President Nicolae Timofti transmitted a message on the occasion of the first wave of Soviet deportations, saying that these terrible moments in Moldova’s history cannot be erased from collective memory. “Today, June 13, it is 75 years of the day when the bloody pages of a tragic destiny started to be written in the history of our nation, when tens of thousands of families of Moldovans were sent by the Stalinist totalitarian regime to the icy Siberia,” reads the message, quoted by IPN.
“In the stifling railcars, without food and water, the noblest peasants were taken out of their homes and thrown into the gulags of torture and inhumanity. I’m also the descendant of a family of peasants where the NKVD members knocked at the window on that distant night. Weeks of inferno started – separated families, teens separated from parents, wives separated from husbands. Our people were under the torture of Stalinist policies,” said Nicolae Timofti.
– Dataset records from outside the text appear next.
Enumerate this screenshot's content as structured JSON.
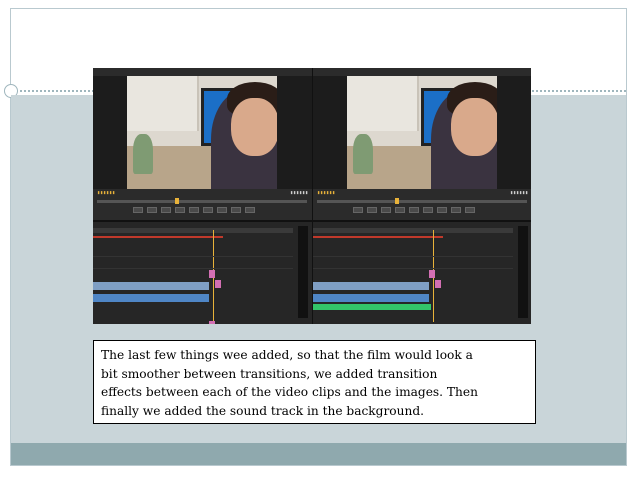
{
  "slide": {
    "caption": "The last few things wee added, so that the film would look a\nbit smoother between transitions, we added transition\neffects between each of the video clips and the images. Then\nfinally we added the sound track in the background."
  },
  "colors": {
    "body_background": "#c9d5d9",
    "footer_band": "#8fa9ae",
    "timecode": "#e8b23a",
    "video_clip": "#6e8fb5",
    "transition_clip": "#d36fb3",
    "audio_clip": "#33c46a"
  },
  "screenshot": {
    "description_icons": [
      "video-frame",
      "timeline",
      "audio-meter"
    ]
  }
}
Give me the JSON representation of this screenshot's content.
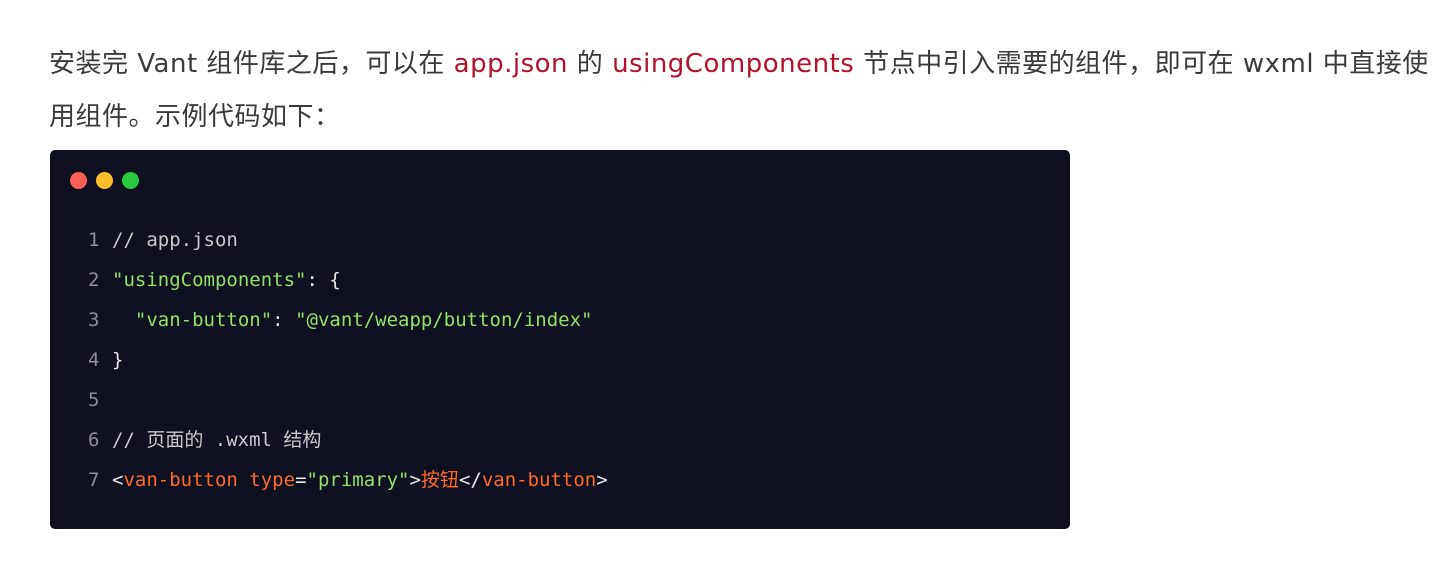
{
  "paragraph": {
    "part1": "安装完 Vant 组件库之后，可以在 ",
    "hl1": "app.json",
    "part2": " 的 ",
    "hl2": "usingComponents",
    "part3": " 节点中引入需要的组件，即可在 wxml 中直接使用组件。示例代码如下："
  },
  "colors": {
    "highlight": "#b3122b",
    "code_background": "#0f1020",
    "dot_red": "#ff5f56",
    "dot_yellow": "#ffbd2e",
    "dot_green": "#27c93f"
  },
  "code": {
    "lines": [
      {
        "n": "1",
        "comment": "// app.json"
      },
      {
        "n": "2",
        "key": "\"usingComponents\"",
        "rest": ": {"
      },
      {
        "n": "3",
        "indent": "  ",
        "key": "\"van-button\"",
        "sep": ": ",
        "value": "\"@vant/weapp/button/index\""
      },
      {
        "n": "4",
        "rest": "}"
      },
      {
        "n": "5"
      },
      {
        "n": "6",
        "comment": "// 页面的 .wxml 结构"
      },
      {
        "n": "7",
        "open": "<",
        "tag1": "van-button",
        "sp": " ",
        "attr": "type",
        "eq": "=",
        "attrval": "\"primary\"",
        "gt": ">",
        "text": "按钮",
        "close_open": "</",
        "tag2": "van-button",
        "close_gt": ">"
      }
    ]
  }
}
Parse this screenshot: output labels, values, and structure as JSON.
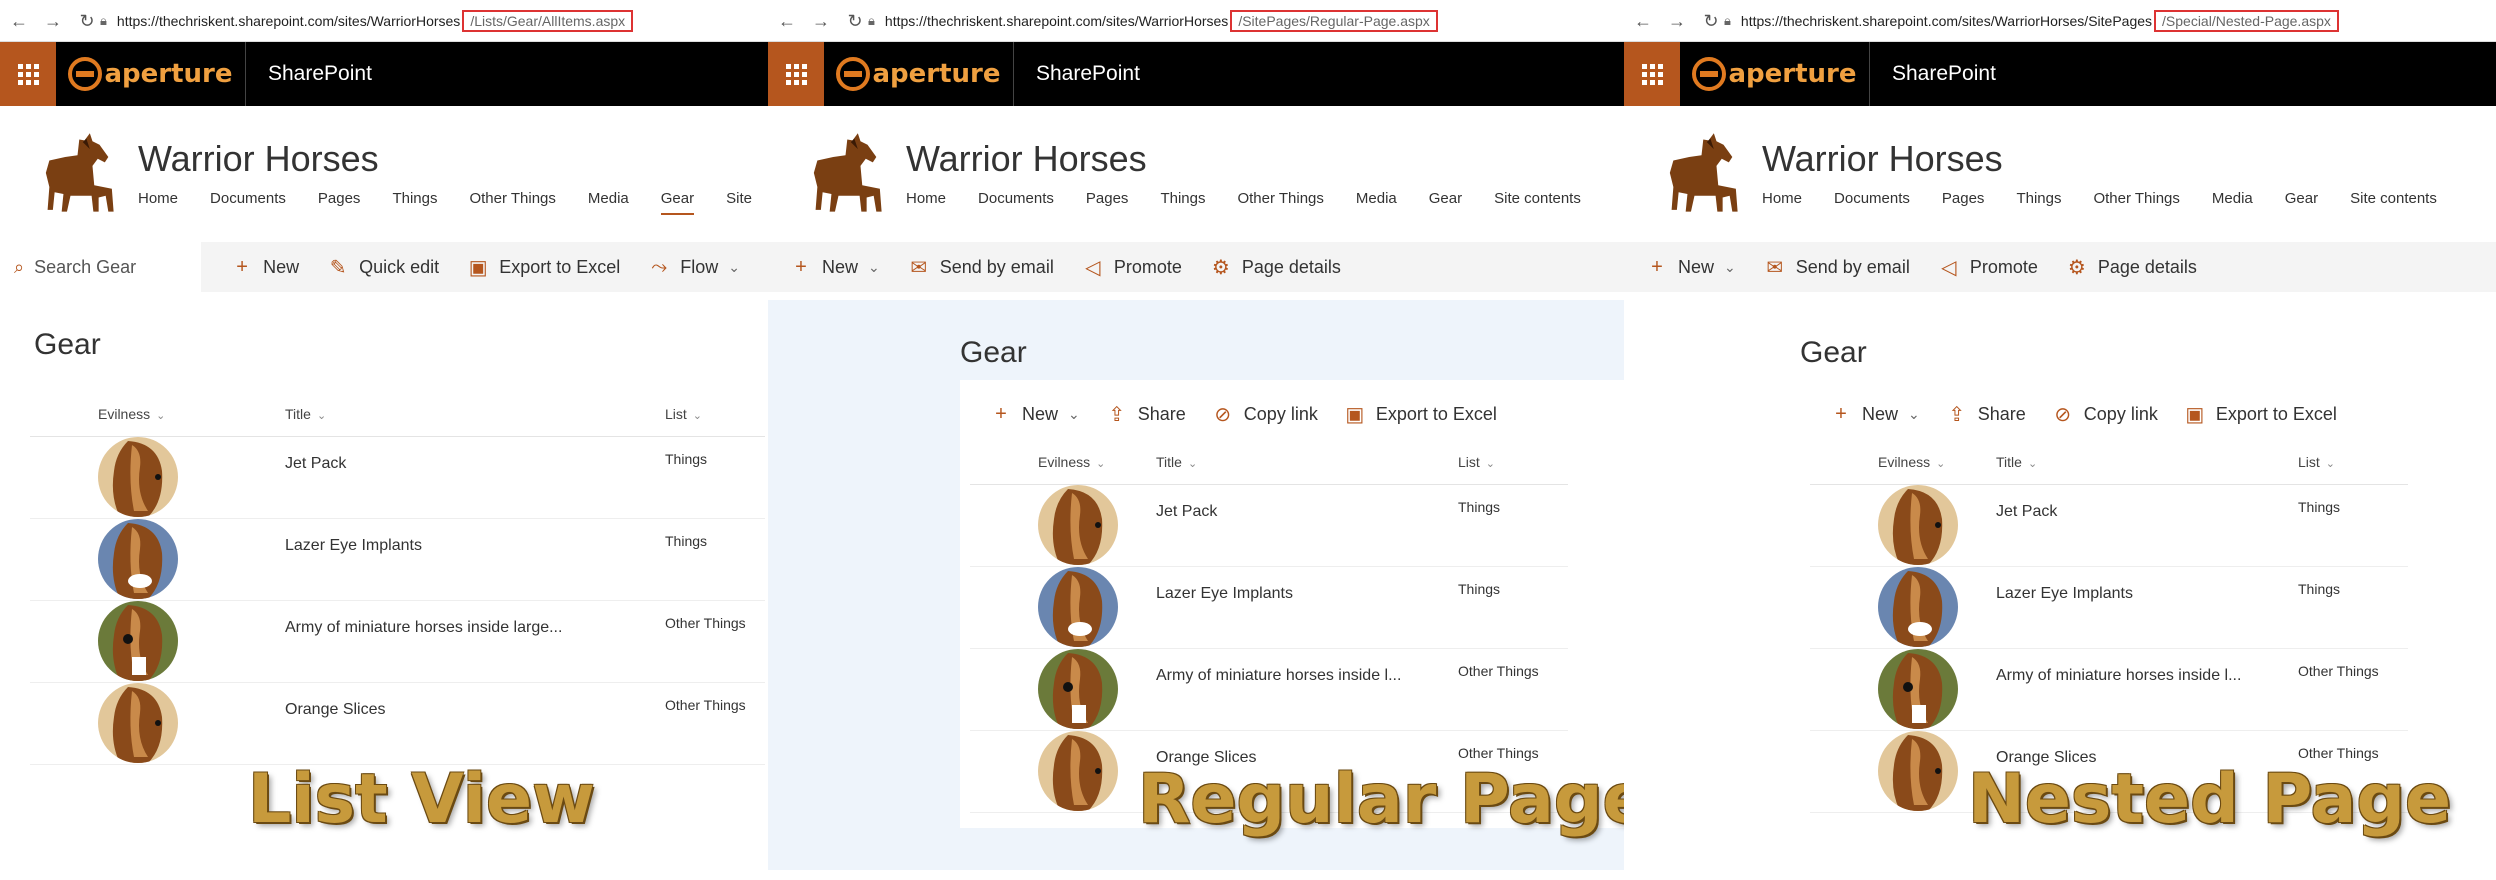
{
  "brand": {
    "suite_title": "SharePoint",
    "logo_text": "aperture",
    "site_title": "Warrior Horses",
    "accent": "#b5561e"
  },
  "panels": [
    {
      "url_base": "https://thechriskent.sharepoint.com/sites/WarriorHorses",
      "url_path": "/Lists/Gear/AllItems.aspx",
      "nav": [
        "Home",
        "Documents",
        "Pages",
        "Things",
        "Other Things",
        "Media",
        "Gear",
        "Site"
      ],
      "search_placeholder": "Search Gear",
      "commands": [
        "New",
        "Quick edit",
        "Export to Excel",
        "Flow"
      ],
      "section_title": "Gear",
      "overlay": "List View"
    },
    {
      "url_base": "https://thechriskent.sharepoint.com/sites/WarriorHorses",
      "url_path": "/SitePages/Regular-Page.aspx",
      "nav": [
        "Home",
        "Documents",
        "Pages",
        "Things",
        "Other Things",
        "Media",
        "Gear",
        "Site contents"
      ],
      "commands": [
        "New",
        "Send by email",
        "Promote",
        "Page details"
      ],
      "section_title": "Gear",
      "web_commands": [
        "New",
        "Share",
        "Copy link",
        "Export to Excel"
      ],
      "overlay": "Regular Page"
    },
    {
      "url_base": "https://thechriskent.sharepoint.com/sites/WarriorHorses/SitePages",
      "url_path": "/Special/Nested-Page.aspx",
      "nav": [
        "Home",
        "Documents",
        "Pages",
        "Things",
        "Other Things",
        "Media",
        "Gear",
        "Site contents"
      ],
      "commands": [
        "New",
        "Send by email",
        "Promote",
        "Page details"
      ],
      "section_title": "Gear",
      "web_commands": [
        "New",
        "Share",
        "Copy link",
        "Export to Excel"
      ],
      "overlay": "Nested Page"
    }
  ],
  "table": {
    "headers": [
      "Evilness",
      "Title",
      "List"
    ],
    "rows": [
      {
        "title": "Jet Pack",
        "title_short": "Jet Pack",
        "list": "Things",
        "avatar": "calm-horse"
      },
      {
        "title": "Lazer Eye Implants",
        "title_short": "Lazer Eye Implants",
        "list": "Things",
        "avatar": "angry-horse"
      },
      {
        "title": "Army of miniature horses inside large...",
        "title_short": "Army of miniature horses inside l...",
        "list": "Other Things",
        "avatar": "teeth-horse"
      },
      {
        "title": "Orange Slices",
        "title_short": "Orange Slices",
        "list": "Other Things",
        "avatar": "calm-horse"
      }
    ]
  }
}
“Thinking about those terrible days and nights, when families of hardworking peasants were destroyed in our country, we should no longer allow and make mistakes when the consequences can be fatal for the people. We should also not tolerate the slogans of hatred and revenge paradigm in the current political sphere.”
More than 22,000 people were deported on the night of June 13, 1941. There were three waves of mass deportations – in June 1941, July 1949 and April 1951. About 58,000 people were deported overall. Only approximately 8,000 of these are still alive.